Naturismus wagen?

Frankreich ist das weltweit führende Land für Naturismus mit rund 1,5 Millionen Stammgästen, die sich in einem der 155 Ferienzentren aufhalten können. Laut einer IFOP-Umfrage von 2014 haben 17% der Befragten bereits Naturismus praktiziert oder würden ihn in Betracht ziehen, d.h. fast jeder fünfte Franzose. Doch dieser in vielerlei Hinsicht wohltuende Lebensstil wird von manchen oft missverstanden und sogar als unanständig angesehen.

Klischees über den Naturismus haben ein langes Leben.
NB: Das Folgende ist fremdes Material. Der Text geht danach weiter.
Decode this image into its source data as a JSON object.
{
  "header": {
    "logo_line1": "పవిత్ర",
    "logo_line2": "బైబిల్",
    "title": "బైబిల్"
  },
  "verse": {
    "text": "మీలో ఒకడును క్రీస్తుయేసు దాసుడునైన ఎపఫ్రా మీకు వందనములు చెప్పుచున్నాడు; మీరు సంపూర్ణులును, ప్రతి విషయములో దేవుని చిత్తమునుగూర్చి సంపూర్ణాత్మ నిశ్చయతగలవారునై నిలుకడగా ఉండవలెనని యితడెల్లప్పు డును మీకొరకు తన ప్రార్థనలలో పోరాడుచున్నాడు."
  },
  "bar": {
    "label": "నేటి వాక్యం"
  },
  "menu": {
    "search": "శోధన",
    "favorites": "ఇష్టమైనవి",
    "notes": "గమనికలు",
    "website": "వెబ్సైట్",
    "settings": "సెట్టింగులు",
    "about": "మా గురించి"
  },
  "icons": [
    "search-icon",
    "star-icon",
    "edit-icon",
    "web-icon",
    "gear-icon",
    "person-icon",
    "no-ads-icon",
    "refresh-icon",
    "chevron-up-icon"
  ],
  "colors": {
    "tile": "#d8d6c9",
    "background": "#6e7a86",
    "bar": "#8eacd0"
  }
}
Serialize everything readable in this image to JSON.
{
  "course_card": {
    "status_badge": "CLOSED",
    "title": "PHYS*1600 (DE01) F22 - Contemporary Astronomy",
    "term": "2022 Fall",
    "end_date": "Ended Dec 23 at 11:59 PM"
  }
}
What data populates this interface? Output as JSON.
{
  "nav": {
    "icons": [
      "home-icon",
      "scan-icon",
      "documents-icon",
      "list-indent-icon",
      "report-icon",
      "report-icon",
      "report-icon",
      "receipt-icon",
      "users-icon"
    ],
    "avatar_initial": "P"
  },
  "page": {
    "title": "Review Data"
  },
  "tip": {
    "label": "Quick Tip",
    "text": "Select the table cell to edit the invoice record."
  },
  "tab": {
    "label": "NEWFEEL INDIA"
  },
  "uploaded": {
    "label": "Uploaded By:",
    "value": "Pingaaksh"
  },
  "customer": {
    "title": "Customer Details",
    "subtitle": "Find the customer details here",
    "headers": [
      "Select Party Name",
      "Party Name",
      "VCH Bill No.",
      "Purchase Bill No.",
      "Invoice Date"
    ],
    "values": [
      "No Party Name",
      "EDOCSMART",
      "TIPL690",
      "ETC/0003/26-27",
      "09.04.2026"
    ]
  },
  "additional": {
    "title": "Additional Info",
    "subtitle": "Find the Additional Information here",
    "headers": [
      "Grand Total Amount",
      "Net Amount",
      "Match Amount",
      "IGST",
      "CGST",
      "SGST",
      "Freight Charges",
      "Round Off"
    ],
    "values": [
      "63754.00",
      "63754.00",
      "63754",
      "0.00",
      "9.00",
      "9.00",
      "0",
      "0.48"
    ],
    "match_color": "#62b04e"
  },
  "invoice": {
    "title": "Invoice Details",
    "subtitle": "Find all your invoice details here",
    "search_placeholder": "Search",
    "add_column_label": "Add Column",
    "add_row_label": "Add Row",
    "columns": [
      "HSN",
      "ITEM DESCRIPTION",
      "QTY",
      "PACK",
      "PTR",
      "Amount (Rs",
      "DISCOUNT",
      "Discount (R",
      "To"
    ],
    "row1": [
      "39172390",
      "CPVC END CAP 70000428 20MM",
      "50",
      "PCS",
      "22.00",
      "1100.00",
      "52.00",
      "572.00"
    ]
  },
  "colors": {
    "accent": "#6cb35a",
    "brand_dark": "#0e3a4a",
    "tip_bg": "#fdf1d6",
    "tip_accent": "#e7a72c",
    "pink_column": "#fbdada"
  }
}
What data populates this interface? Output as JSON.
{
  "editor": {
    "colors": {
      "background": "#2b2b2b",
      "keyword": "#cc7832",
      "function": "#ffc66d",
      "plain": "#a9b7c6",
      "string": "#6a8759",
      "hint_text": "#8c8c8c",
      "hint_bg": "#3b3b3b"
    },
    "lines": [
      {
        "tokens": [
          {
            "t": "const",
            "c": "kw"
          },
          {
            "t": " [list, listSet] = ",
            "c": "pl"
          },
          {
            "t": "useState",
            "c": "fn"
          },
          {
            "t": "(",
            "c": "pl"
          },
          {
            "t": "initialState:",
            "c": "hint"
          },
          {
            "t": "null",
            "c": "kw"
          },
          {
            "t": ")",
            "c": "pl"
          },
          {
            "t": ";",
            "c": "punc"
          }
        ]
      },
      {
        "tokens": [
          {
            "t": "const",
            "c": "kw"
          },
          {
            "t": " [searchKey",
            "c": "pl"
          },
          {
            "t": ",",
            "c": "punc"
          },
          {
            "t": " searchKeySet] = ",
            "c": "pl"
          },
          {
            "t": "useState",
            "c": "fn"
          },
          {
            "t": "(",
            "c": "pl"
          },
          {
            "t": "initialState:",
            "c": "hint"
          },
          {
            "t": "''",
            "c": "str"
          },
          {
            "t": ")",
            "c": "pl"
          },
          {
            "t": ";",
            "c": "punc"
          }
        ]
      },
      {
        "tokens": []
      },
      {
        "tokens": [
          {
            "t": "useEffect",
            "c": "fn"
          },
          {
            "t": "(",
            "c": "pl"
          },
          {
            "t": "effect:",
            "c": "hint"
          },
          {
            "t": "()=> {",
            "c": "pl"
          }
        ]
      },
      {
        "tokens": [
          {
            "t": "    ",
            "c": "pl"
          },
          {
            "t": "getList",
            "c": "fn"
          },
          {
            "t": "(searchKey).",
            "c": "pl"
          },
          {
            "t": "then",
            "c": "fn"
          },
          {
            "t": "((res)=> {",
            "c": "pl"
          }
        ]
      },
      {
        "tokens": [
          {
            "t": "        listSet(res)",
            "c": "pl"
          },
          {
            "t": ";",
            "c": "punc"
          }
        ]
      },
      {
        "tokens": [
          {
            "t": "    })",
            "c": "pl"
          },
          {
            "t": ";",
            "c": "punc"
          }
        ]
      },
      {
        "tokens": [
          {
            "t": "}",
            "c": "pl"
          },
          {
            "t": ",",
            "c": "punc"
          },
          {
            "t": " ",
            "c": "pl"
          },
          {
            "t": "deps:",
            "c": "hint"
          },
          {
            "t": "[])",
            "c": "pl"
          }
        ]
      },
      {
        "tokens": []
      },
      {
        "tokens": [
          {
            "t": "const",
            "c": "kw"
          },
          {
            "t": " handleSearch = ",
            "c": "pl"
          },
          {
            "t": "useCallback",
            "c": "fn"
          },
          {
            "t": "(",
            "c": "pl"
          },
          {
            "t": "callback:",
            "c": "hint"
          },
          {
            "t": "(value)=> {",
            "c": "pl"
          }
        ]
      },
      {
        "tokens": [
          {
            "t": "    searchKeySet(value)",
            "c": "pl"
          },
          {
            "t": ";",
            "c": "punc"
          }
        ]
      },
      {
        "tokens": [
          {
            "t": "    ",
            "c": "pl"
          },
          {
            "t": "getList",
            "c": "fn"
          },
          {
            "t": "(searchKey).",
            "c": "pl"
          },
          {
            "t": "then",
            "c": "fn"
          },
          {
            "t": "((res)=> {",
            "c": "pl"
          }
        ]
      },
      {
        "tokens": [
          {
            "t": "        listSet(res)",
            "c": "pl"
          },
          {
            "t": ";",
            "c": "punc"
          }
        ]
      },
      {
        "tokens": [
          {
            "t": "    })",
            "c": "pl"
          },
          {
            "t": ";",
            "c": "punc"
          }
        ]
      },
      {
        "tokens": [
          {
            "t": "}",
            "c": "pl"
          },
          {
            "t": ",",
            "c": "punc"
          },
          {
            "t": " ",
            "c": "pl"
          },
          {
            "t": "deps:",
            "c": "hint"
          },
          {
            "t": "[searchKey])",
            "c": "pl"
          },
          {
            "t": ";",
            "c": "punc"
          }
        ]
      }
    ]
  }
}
Naturismus wird sofort mit Nudismus verwechselt. Während es beim Nudismus nur darum geht, gerne nackt zu sein, ist der Naturismus ein Geisteszustand, der sich wie folgt zusammenfassen lässt: in Harmonie mit sich selbst, anderen und der Natur zu sein. Es ist eine gesunde und unkomplizierte Beziehung zur Welt, die über die sommerliche Ferienzeit hinausgeht und als Lebensphilosophie verstanden wird.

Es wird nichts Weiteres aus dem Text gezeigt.